Il est animal et moi aussi. Il vocifère sur mon retard. Je ne saisis pas. J’étais dans le bon bus à la bonne heure. On a peut-être pris du retard ? Je suis sur le sol. J’ai mal au dos, mal au cul. Il est au-dessus de moi. Je ne comprends pas la temporalité, tout va trop vite. Avant même que je ne puisse ramper au sol… il met son pied sur ma gorge. Mon père fait plus de 120 kilo. Et je sens ce poids qui m’écrase. Ses yeux son exorbité de rage. Je sens l’oxygène qui me manque. Et là, une question se pose en moins de temps qu’il ne faut pour la penser : le laisser me tuer ou me débattre. Car mourir, c’est clairement ma seule façon d’échapper à tout ça. Mais le corps s’en fou des questions. Je me débats sans le comprendre. La configuration de la cuisine, de l’espace si étroit fait qu’en réalité il est au-dessus de mon bassin. Je prends appuis avec ma jambe gauche sur le meuble derrière mon père pour me repousser un peu, glisser, le déstabiliser. Ça ne marche pas vraiment. Ma jambe droite fini par se plier pour se redresser violemment dans ses couilles. Et je vise juste du premier coups. C’est fort, brutale, violant. Je lui fais mal. Il se plie en deux, son pied se décolle de ma gorge.

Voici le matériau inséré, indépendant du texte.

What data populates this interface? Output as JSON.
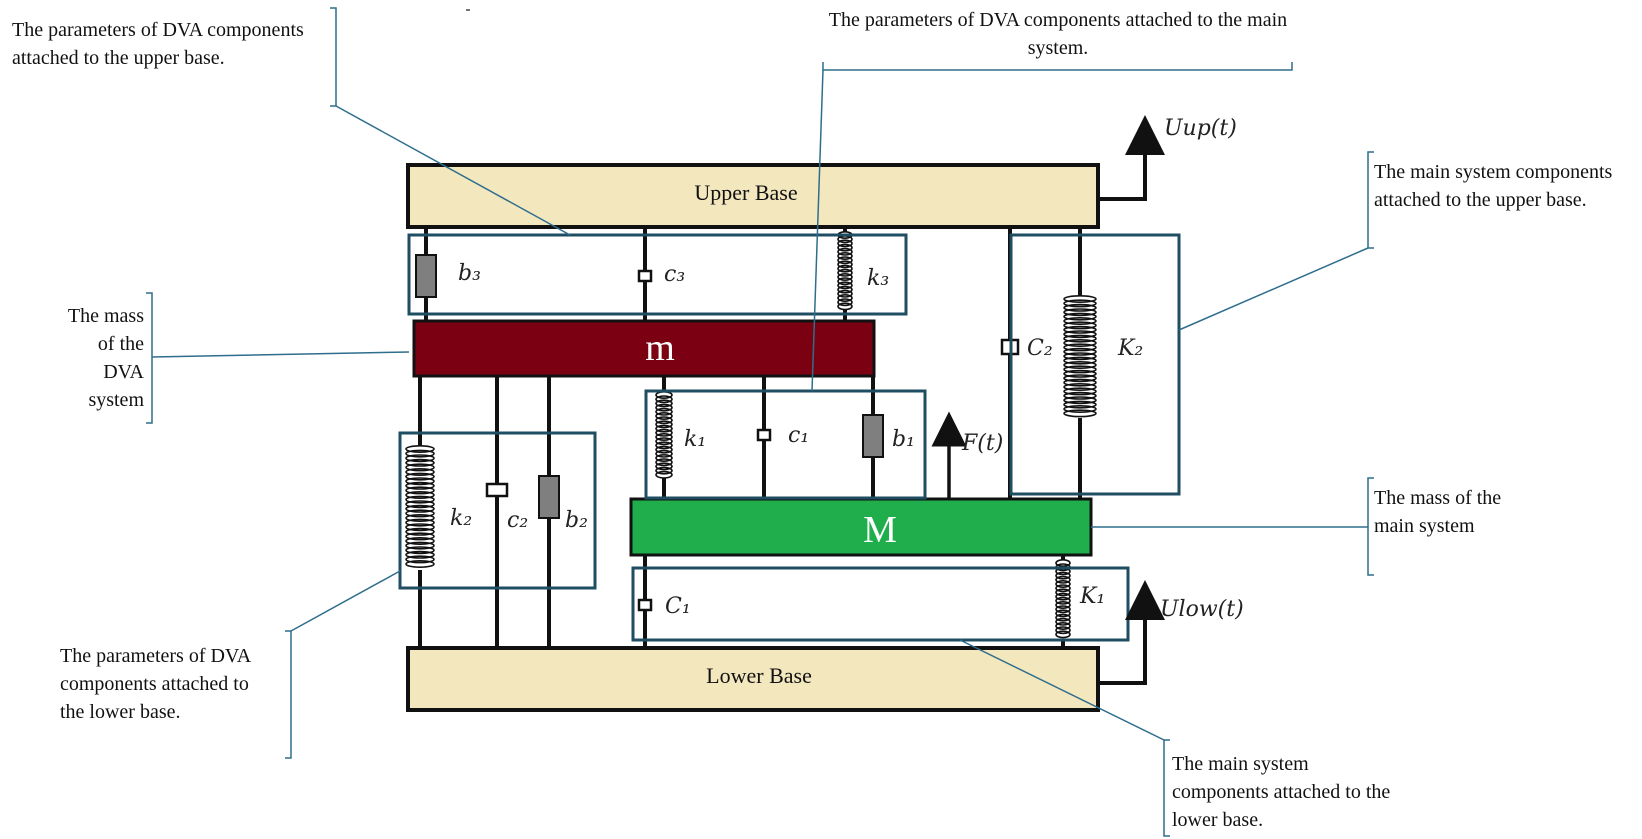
{
  "colors": {
    "base_fill": "#F3E7BE",
    "dva_mass_fill": "#7B0012",
    "main_mass_fill": "#1FAE4B",
    "group_box": "#1F4E63",
    "leader_line": "#2E6E8C",
    "damper_block": "#7F7F7F"
  },
  "bases": {
    "upper": "Upper Base",
    "lower": "Lower Base"
  },
  "masses": {
    "dva": "m",
    "main": "M"
  },
  "symbols": {
    "b3": "b₃",
    "c3": "c₃",
    "k3": "k₃",
    "k1": "k₁",
    "c1": "c₁",
    "b1": "b₁",
    "k2": "k₂",
    "c2": "c₂",
    "b2": "b₂",
    "C2": "C₂",
    "K2": "K₂",
    "C1": "C₁",
    "K1": "K₁",
    "F": "F(t)",
    "Uup": "Uup(t)",
    "Ulow": "Ulow(t)"
  },
  "callouts": {
    "dva_upper": "The parameters of DVA components attached to the upper base.",
    "dva_main": "The parameters of DVA components attached to the main system.",
    "main_upper": "The main system components attached to the upper base.",
    "dva_mass": "The mass of the DVA system",
    "main_mass": "The mass of the main system",
    "dva_lower": "The parameters of DVA components attached to the lower base.",
    "main_lower": "The main system components attached to the lower base."
  }
}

Le temps s’arrête. D’un coup, il n’y a plus rien dans l’air. Plus de violence, plus de vie, plus de lourdeur. Il n’y a plus rien. Le tas informe plié en deux, c’est mon père. Il a voulu me tuer. Il y était presque. Je suis vivante. Pourquoi je ne le laisse pas me tuer ? C’est quoi cette façon de s’accrocher à la vie ? Je suis sale physiquement, moralement. Je me redresse. Je m’assoie en boule au sol… Il ne remet pas sa rage en route. Il me laisse là et quitte la pièce en marchant difficilement. La nuit fini par tomber et je suis toujours là. Je me lève. Je prends de quoi nettoyer le sol de ma pisse. Je vais dans la salle de bain. Je croise mon père. Il fait comme si de rien été. Je mets mes vêtements à laver. Je prends une douche. Il vient dans celle-ci. Il me lave. Il pose sa main sur ma gorge. Il met une toute petite pression provocatrice pour me dire qu’il peu serrer et que je peux crever sous sa force.

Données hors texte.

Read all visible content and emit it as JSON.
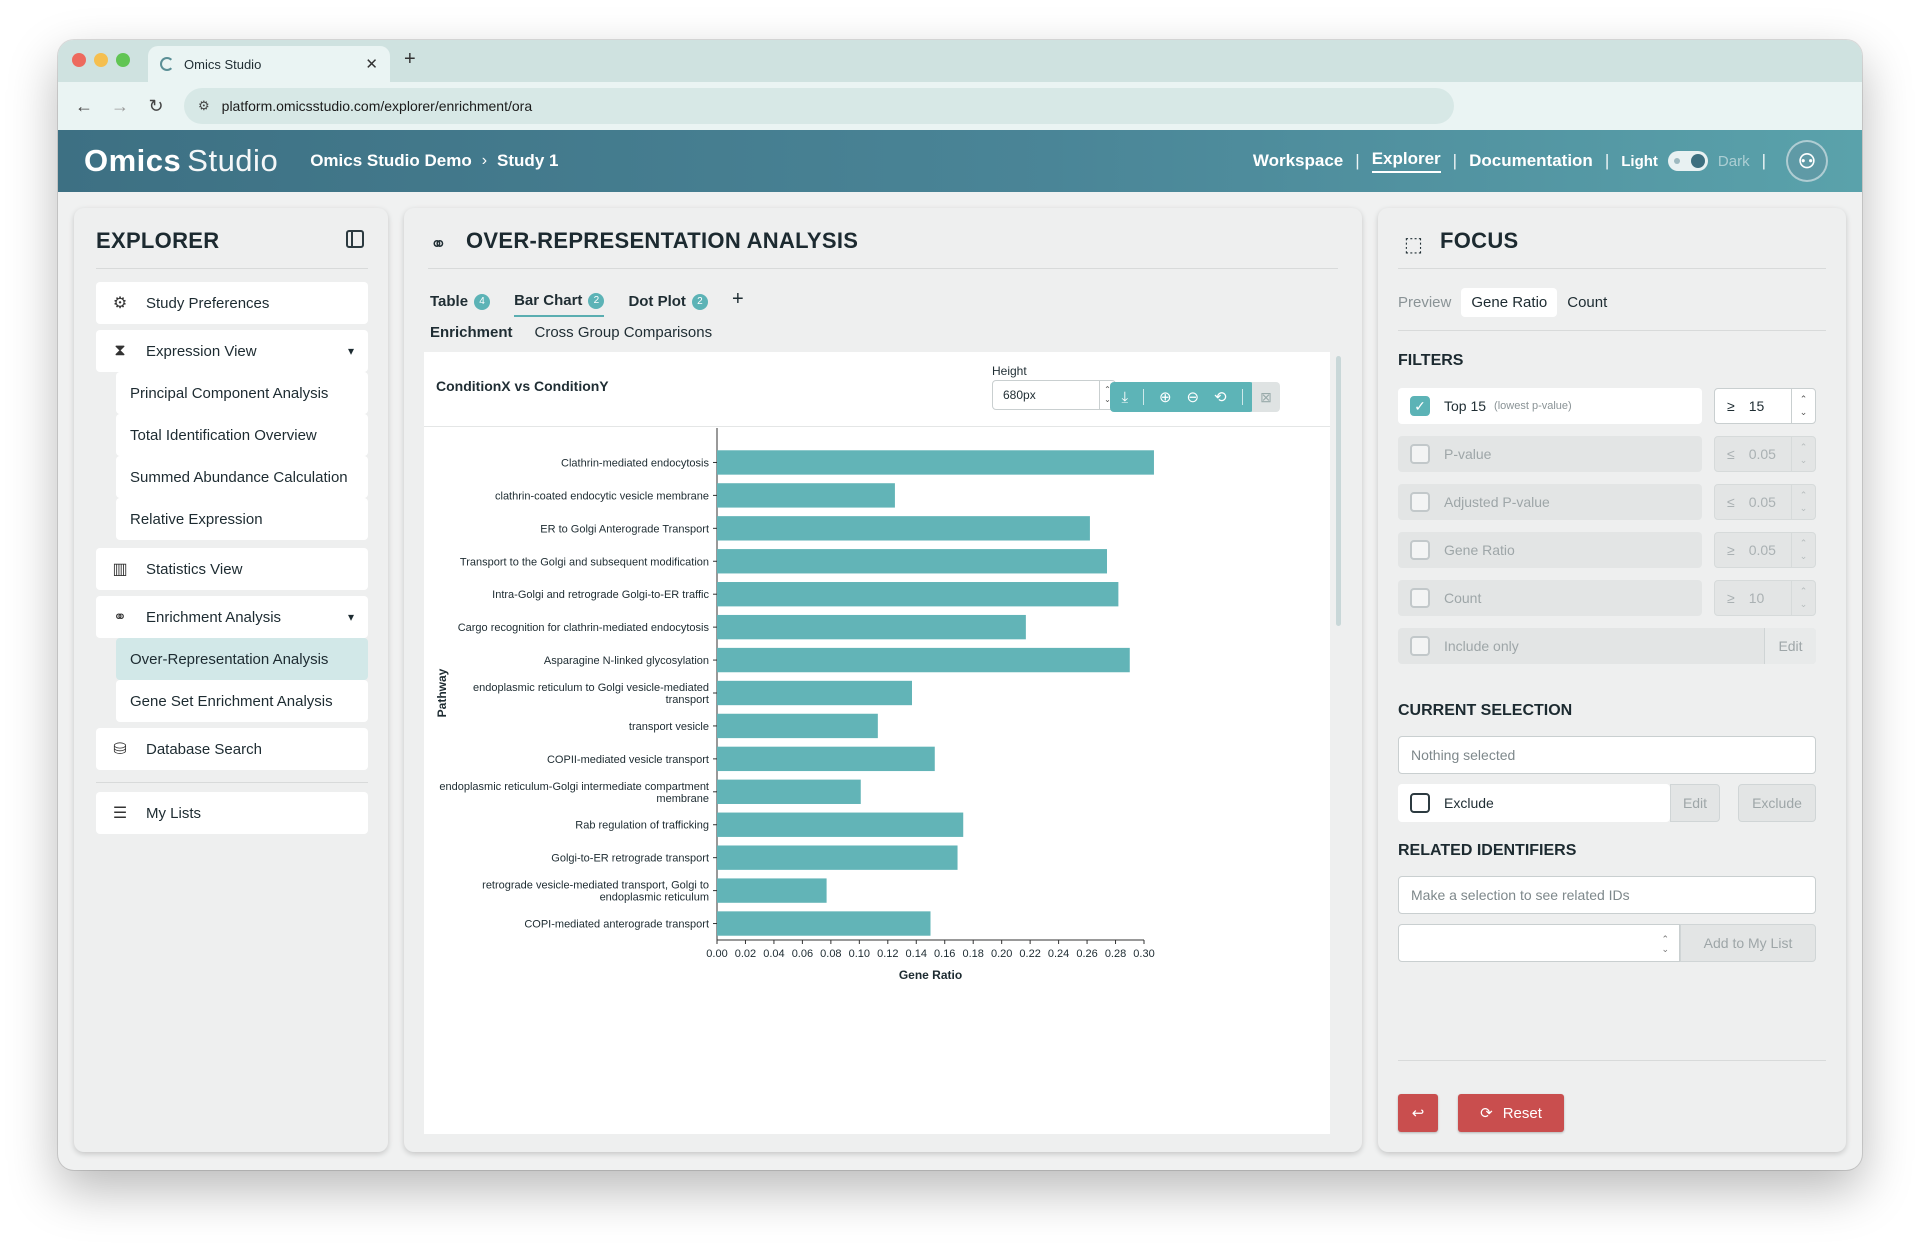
{
  "browser": {
    "tab_title": "Omics Studio",
    "url": "platform.omicsstudio.com/explorer/enrichment/ora"
  },
  "header": {
    "logo_primary": "Omics",
    "logo_secondary": "Studio",
    "breadcrumb": [
      "Omics Studio Demo",
      "Study 1"
    ],
    "nav": [
      "Workspace",
      "Explorer",
      "Documentation"
    ],
    "active_nav": "Explorer",
    "theme_light": "Light",
    "theme_dark": "Dark"
  },
  "explorer": {
    "title": "EXPLORER",
    "study_preferences": "Study Preferences",
    "expression_view": "Expression View",
    "expression_items": [
      "Principal Component Analysis",
      "Total Identification Overview",
      "Summed Abundance Calculation",
      "Relative Expression"
    ],
    "statistics_view": "Statistics View",
    "enrichment_analysis": "Enrichment Analysis",
    "enrichment_items": [
      "Over-Representation Analysis",
      "Gene Set Enrichment Analysis"
    ],
    "database_search": "Database Search",
    "my_lists": "My Lists"
  },
  "main": {
    "title": "OVER-REPRESENTATION ANALYSIS",
    "tabs": [
      {
        "label": "Table",
        "badge": "4"
      },
      {
        "label": "Bar Chart",
        "badge": "2"
      },
      {
        "label": "Dot Plot",
        "badge": "2"
      }
    ],
    "active_tab": "Bar Chart",
    "subtabs": [
      "Enrichment",
      "Cross Group Comparisons"
    ],
    "chart_title": "ConditionX vs ConditionY",
    "height_label": "Height",
    "height_value": "680px"
  },
  "chart_data": {
    "type": "bar",
    "orientation": "horizontal",
    "title": "ConditionX vs ConditionY",
    "xlabel": "Gene Ratio",
    "ylabel": "Pathway",
    "xlim": [
      0,
      0.3
    ],
    "xticks": [
      "0.00",
      "0.02",
      "0.04",
      "0.06",
      "0.08",
      "0.10",
      "0.12",
      "0.14",
      "0.16",
      "0.18",
      "0.20",
      "0.22",
      "0.24",
      "0.26",
      "0.28",
      "0.30"
    ],
    "color": "#62b4b7",
    "categories": [
      [
        "Clathrin-mediated endocytosis"
      ],
      [
        "clathrin-coated endocytic vesicle membrane"
      ],
      [
        "ER to Golgi Anterograde Transport"
      ],
      [
        "Transport to the Golgi and subsequent modification"
      ],
      [
        "Intra-Golgi and retrograde Golgi-to-ER traffic"
      ],
      [
        "Cargo recognition for clathrin-mediated endocytosis"
      ],
      [
        "Asparagine N-linked glycosylation"
      ],
      [
        "endoplasmic reticulum to Golgi vesicle-mediated",
        "transport"
      ],
      [
        "transport vesicle"
      ],
      [
        "COPII-mediated vesicle transport"
      ],
      [
        "endoplasmic reticulum-Golgi intermediate compartment",
        "membrane"
      ],
      [
        "Rab regulation of trafficking"
      ],
      [
        "Golgi-to-ER retrograde transport"
      ],
      [
        "retrograde vesicle-mediated transport, Golgi to",
        "endoplasmic reticulum"
      ],
      [
        "COPI-mediated anterograde transport"
      ]
    ],
    "values": [
      0.307,
      0.125,
      0.262,
      0.274,
      0.282,
      0.217,
      0.29,
      0.137,
      0.113,
      0.153,
      0.101,
      0.173,
      0.169,
      0.077,
      0.15
    ]
  },
  "focus": {
    "title": "FOCUS",
    "tabs": [
      "Preview",
      "Gene Ratio",
      "Count"
    ],
    "active_tab": "Gene Ratio",
    "filters_title": "FILTERS",
    "filters": [
      {
        "label": "Top 15",
        "hint": "(lowest p-value)",
        "op": "≥",
        "value": "15",
        "checked": true,
        "enabled": true
      },
      {
        "label": "P-value",
        "op": "≤",
        "value": "0.05",
        "checked": false,
        "enabled": false
      },
      {
        "label": "Adjusted P-value",
        "op": "≤",
        "value": "0.05",
        "checked": false,
        "enabled": false
      },
      {
        "label": "Gene Ratio",
        "op": "≥",
        "value": "0.05",
        "checked": false,
        "enabled": false
      },
      {
        "label": "Count",
        "op": "≥",
        "value": "10",
        "checked": false,
        "enabled": false
      }
    ],
    "include_only": "Include only",
    "edit": "Edit",
    "current_selection_title": "CURRENT SELECTION",
    "selection_placeholder": "Nothing selected",
    "exclude": "Exclude",
    "exclude_button": "Exclude",
    "related_title": "RELATED IDENTIFIERS",
    "related_placeholder": "Make a selection to see related IDs",
    "add_to_list": "Add to My List",
    "reset": "Reset",
    "accent": "#c94e4e"
  }
}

Je sais, j’ai gagné un combat. Mais il est plus fort.

Il me laisse sous l’eau. Je reste figée, l’eau coulant sur moi.

Après un temps infini, je sors. Je me sèche. Je mets de l’arnica sur mon cou. Je vais dans ma chambre la serviette autour de mon corps. Je mets mon pyjama. Je vais au lit. Le monde est vide.

Je me dis que cela a dû faire du bruit. Pourquoi le voisin d’en dessous n’appelle pas la police ?

Je peux mourir, tout le monde s’en fou.

Le lendemain, je n’ai pas parlé à Jérôme. Je ne lui ai plus jamais parlé. J’ai mis un foulard pour aller à l’école pour cacher les traces sur ma gorge. Ma mère dira que je voulais cacher un sus son, car je suis une petite vicieuse. Elle n’a jamais regardé sous mon foulard.

Le monde est sale, le monde est moche. Mais j’ai l’impression d’être un cancer qui s’accroche à la vie.

Il a voulu me tuer, un pote ma sexualisé. Et moi je suis là, informe et inexistante. Je vis sans vivre. Pourquoi mon père a fait ça ce jour-là ?

A cause de Jérôme, j’ai une angoisse pour manger devant des gens. Et si j’excitais l’autre en mangeant ? On ne devrait pas penser ça. Mais moi, si. Encore aujourd’hui, cette peur est là.